Thursday afternoon, dozens of people watched as workers started rigging up world-renowned artist Janet Echelman’s sculpture called “Bending Arc.” City officials said the sculpture costs the city about $1.3 million in infrastructure for the support beams, lights, and other items. The cost of the sculpture itself is about $1.2 million raised by private donations, officials said.

“We were trying to decide whether someone was in that basket on the long green arm,” said Gwen Mann, who stopped to watch the work from the sidewalk.

Hauled in with a crate, the twine used for the sculpture weighs 5,330 pounds, stretches to be 420 feet long and reaches 64 feet at its highest point, according to Echelman’s website.

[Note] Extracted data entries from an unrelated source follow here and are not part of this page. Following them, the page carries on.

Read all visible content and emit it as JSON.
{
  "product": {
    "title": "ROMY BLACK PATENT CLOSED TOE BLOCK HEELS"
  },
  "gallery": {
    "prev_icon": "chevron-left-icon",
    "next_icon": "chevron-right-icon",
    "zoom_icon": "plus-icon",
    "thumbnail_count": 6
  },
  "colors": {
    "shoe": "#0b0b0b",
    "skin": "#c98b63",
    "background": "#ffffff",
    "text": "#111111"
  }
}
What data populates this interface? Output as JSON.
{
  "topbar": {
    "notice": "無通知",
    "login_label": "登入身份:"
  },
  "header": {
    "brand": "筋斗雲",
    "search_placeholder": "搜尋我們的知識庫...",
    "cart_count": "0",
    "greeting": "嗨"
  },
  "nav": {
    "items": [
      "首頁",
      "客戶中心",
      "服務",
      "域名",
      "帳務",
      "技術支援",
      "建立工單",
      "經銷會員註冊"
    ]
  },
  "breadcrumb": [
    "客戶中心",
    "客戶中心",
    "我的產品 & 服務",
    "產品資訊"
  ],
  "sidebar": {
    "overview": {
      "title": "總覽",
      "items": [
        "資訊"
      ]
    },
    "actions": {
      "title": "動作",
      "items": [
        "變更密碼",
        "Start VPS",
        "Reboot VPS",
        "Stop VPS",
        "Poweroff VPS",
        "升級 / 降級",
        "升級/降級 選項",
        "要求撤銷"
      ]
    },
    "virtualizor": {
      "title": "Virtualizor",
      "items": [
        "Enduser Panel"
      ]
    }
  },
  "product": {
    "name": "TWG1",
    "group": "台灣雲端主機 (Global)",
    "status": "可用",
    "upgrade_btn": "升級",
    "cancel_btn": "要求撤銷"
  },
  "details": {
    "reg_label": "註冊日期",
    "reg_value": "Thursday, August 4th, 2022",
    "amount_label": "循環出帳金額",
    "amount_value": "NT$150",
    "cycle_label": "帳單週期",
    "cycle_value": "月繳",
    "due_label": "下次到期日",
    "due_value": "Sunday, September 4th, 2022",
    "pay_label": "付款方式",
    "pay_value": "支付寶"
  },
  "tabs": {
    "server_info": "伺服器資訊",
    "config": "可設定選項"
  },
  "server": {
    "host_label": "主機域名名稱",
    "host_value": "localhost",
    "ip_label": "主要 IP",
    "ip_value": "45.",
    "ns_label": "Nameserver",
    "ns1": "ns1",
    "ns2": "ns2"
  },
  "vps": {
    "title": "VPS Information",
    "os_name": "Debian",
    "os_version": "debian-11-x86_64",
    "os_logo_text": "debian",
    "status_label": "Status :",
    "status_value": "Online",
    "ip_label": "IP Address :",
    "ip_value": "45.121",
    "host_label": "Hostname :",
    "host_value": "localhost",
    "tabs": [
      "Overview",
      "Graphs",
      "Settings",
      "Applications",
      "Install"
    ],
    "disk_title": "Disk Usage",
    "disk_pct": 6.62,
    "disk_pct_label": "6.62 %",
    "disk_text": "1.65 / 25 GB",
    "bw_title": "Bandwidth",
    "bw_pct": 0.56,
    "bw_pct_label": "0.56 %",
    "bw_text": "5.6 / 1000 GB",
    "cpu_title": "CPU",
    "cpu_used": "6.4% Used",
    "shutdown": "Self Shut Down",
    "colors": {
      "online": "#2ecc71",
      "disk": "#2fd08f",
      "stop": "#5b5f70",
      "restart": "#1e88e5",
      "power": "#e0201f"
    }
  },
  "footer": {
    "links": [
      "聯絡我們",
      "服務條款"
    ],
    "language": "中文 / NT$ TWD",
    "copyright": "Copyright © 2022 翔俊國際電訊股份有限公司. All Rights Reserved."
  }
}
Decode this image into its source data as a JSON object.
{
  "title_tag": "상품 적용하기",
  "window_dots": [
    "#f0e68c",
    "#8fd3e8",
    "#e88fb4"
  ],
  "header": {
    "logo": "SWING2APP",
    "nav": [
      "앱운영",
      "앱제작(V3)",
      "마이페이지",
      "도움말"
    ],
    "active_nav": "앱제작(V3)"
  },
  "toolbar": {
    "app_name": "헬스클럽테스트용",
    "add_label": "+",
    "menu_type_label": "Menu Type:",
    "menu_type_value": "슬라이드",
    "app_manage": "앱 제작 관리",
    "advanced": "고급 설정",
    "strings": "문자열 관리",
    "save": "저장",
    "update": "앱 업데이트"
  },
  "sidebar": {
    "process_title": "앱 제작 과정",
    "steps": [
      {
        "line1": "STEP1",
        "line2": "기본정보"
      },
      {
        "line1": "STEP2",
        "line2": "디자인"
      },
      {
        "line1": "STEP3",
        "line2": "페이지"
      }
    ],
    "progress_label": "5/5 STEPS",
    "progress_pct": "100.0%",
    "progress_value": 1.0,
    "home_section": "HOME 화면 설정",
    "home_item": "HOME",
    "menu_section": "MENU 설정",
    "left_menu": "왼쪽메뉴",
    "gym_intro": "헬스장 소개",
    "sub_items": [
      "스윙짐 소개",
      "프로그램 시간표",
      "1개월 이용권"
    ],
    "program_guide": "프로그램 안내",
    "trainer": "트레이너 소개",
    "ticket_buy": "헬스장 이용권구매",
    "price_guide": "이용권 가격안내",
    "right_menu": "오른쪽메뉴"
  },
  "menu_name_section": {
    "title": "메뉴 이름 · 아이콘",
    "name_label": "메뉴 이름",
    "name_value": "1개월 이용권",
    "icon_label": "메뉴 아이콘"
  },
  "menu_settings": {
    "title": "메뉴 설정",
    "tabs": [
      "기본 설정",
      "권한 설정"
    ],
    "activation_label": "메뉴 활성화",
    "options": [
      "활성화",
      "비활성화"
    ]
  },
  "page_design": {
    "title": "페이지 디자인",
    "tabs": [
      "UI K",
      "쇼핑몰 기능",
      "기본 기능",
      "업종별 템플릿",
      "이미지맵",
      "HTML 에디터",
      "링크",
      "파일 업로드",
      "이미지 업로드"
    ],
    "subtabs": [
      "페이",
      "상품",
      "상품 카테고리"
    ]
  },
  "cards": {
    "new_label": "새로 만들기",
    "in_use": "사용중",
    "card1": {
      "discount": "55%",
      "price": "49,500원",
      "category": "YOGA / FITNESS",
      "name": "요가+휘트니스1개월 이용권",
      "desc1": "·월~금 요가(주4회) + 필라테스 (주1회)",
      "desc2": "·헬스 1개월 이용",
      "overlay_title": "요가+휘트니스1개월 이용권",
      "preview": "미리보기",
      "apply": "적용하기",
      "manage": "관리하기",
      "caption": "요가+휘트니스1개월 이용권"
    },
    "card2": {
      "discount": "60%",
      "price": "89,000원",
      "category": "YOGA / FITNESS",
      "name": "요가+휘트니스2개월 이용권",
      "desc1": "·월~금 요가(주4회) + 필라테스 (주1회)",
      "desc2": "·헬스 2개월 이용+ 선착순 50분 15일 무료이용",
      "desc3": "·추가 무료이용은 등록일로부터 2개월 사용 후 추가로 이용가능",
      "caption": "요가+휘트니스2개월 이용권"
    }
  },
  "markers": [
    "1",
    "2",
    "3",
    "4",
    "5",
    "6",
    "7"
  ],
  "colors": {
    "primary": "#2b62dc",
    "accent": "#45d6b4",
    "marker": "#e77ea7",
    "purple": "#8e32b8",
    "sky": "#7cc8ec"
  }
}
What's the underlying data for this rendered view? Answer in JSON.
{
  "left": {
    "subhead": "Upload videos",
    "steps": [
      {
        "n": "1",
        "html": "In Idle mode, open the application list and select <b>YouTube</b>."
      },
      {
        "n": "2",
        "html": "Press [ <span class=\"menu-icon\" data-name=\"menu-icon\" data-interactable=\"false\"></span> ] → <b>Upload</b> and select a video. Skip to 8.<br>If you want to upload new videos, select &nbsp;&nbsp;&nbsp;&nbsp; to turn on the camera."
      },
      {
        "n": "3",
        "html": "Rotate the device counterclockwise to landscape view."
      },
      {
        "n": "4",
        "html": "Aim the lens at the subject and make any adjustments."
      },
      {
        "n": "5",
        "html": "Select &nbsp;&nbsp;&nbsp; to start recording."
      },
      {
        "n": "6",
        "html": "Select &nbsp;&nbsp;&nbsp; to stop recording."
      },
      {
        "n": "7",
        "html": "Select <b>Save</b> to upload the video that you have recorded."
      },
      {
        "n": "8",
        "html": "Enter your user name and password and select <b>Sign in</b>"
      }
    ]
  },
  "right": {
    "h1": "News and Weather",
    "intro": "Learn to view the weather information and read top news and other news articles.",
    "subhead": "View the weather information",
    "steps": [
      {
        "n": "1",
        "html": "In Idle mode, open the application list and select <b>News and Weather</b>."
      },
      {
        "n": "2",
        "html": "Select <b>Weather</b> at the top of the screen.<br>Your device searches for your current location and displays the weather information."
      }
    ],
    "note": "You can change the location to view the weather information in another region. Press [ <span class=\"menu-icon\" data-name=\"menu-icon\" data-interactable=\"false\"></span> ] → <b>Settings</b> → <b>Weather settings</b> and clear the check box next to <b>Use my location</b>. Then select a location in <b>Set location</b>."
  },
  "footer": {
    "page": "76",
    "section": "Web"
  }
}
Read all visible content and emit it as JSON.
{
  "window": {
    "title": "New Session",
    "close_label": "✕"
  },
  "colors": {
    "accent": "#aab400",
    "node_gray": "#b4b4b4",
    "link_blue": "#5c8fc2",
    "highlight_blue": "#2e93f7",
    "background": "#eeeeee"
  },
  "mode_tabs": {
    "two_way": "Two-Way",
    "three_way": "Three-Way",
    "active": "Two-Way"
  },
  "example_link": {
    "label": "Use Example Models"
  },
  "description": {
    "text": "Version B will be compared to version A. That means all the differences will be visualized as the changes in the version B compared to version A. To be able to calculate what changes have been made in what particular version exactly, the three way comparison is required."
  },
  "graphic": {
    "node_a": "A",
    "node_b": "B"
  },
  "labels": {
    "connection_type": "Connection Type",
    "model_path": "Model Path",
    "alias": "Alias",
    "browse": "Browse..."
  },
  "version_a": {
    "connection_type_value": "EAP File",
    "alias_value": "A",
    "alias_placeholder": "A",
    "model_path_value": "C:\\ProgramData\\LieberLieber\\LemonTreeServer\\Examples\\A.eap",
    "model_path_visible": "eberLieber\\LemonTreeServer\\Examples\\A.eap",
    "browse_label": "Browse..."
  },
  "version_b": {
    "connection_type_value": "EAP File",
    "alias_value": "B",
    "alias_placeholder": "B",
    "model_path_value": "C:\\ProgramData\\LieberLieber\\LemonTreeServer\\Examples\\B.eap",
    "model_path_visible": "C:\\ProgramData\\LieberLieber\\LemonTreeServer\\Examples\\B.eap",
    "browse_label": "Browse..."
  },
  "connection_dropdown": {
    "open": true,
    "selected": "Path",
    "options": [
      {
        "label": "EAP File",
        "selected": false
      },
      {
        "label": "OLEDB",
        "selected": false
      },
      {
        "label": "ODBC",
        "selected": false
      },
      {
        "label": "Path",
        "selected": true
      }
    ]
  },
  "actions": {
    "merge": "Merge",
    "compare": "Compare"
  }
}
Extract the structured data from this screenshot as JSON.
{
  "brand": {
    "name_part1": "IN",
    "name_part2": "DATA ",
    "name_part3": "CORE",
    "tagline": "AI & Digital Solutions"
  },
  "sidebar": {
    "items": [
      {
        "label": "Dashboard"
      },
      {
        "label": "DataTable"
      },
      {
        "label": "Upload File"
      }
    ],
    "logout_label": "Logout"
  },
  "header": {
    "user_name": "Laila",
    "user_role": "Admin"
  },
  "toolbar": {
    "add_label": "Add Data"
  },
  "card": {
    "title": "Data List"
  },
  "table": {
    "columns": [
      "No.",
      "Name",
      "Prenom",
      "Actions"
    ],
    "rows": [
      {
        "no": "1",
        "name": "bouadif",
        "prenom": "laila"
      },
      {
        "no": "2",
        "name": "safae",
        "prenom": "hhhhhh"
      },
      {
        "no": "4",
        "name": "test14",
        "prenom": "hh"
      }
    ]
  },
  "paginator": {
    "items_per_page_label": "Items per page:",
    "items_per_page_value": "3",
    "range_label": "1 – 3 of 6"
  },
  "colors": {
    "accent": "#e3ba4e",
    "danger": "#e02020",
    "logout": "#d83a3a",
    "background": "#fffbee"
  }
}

“It’s nice that the sky seems to be the limit with what you can use,” said Mann.

Many locals who stopped to talk with FOX13 said they look forward to seeing it at its full scale.

“From the street, to the galleries, to the museums, to the studios and the arts district, it’s phenomenal and I think the pier is just going to add to the appeal of St. Petersburg,” said Vana.

Longtime residents remember what the old pier used to look like.

“It wasn’t pleasant at the end. And then when the restaurants closed and it was boarded up, you could still jog around there, walk around there,” said Bill Mann.

The progress is a big step toward the pier’s official opening in the spring.

“So now it’s going to be new and exciting. It’s going to be good,” said Mann.

City officials said the sculpture will take several weeks to finish installing. There’s a process called tensioning and relaxing that has to happen, and that allows the sculpture’s fibers to stretch slightly before the cables are tightened to the final place.